Tea candles can melt on a hot day, and out in the wild you have to be careful - not only can the wind blow them out, but they can spill (since they go all liquidy), which leaves you without your candle at best, and with burns at worst.

I would really recommend including at least one pair of good wool socks. I know space is a concern, vacuum pack them if you have to.

I would ditch the emergency packets of water. You have two bottles for that - and it frees up room inside the kit.

As mentioned in one of the earlier replies, keep an eye out for a metal cup that will fit under your bottles. Assuming you can find a source of water in your environment, you'll have drinkable water indefinitely. This isn't a replacement for water purification tablets (as mentioned, more is better), but a supplement.
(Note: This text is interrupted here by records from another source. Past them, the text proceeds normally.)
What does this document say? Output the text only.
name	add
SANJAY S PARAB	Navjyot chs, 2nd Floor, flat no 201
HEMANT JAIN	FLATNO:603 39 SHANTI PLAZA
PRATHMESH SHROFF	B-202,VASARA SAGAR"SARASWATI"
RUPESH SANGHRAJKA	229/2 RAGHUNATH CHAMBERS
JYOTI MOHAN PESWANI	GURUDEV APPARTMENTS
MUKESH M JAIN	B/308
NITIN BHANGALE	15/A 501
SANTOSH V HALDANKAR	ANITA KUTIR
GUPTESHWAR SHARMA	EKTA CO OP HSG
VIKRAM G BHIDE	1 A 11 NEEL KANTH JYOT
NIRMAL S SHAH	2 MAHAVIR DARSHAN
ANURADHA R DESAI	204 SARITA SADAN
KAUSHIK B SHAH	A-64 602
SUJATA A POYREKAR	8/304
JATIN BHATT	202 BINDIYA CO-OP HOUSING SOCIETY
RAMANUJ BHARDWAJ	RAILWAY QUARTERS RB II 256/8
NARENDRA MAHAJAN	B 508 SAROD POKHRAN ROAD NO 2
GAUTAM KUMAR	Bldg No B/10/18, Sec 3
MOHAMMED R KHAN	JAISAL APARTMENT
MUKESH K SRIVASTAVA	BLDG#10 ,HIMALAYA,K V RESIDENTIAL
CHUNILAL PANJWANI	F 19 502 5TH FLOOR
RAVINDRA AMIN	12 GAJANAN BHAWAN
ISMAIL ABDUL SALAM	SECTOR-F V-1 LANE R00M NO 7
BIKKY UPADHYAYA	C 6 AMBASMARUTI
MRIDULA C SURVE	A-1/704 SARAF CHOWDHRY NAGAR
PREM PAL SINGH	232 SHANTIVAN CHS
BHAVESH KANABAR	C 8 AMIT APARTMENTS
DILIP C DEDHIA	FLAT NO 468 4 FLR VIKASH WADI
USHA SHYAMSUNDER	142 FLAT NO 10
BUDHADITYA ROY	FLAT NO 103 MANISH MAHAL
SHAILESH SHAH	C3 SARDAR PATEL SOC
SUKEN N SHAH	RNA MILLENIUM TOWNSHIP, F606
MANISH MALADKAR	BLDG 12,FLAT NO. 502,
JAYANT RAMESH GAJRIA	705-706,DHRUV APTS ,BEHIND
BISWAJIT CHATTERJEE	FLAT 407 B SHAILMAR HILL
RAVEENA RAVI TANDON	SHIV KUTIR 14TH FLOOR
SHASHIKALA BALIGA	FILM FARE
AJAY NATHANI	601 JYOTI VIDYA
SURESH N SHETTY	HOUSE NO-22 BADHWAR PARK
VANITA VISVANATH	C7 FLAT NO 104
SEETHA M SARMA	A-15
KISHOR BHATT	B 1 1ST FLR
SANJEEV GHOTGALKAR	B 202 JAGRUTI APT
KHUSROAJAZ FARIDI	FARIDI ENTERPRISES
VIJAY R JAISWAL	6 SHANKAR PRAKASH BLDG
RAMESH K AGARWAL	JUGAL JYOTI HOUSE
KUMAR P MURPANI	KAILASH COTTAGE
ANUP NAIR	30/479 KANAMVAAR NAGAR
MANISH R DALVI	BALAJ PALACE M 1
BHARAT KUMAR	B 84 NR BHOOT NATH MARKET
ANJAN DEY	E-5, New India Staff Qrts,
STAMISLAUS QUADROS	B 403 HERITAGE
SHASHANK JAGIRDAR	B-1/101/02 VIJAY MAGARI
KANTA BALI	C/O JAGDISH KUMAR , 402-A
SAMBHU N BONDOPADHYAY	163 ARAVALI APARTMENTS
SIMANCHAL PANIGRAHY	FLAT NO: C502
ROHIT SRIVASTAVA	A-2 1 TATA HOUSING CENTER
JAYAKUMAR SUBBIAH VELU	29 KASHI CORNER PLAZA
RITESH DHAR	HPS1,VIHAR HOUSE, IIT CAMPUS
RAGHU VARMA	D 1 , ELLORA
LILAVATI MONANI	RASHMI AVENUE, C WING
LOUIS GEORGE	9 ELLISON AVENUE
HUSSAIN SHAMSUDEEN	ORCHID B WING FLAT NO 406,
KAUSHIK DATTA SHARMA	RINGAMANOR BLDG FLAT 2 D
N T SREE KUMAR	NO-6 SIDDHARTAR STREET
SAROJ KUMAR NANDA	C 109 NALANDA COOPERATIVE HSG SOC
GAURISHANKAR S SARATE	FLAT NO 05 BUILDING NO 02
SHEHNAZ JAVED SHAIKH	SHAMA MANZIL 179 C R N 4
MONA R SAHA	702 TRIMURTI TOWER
If you must keep the chem lights, that's fine. I would recommend a decent headlamp in addition though.

If I recall correctly, as soon as you expose the potable aqua to air (ie opening the bottle or transfering the tablets to another container) they start to decompose. I don't remember where I read that, someone else can probably clarify (I might be wrong about it). Micropur Mp-1 is more expensive, but is preferable because it kills things iodine does not.

Radiation pills? Alright... do you have one of those keychain detectors as well?

Might consider a tourniquet, small rolled gauze or field dressings, and some irrigation solution. Your first aid kit is centered more towards little scrapes and bumps.

Are you not permitted a larger knife in your area? A pocket chainsaw might help too, if you're around trees.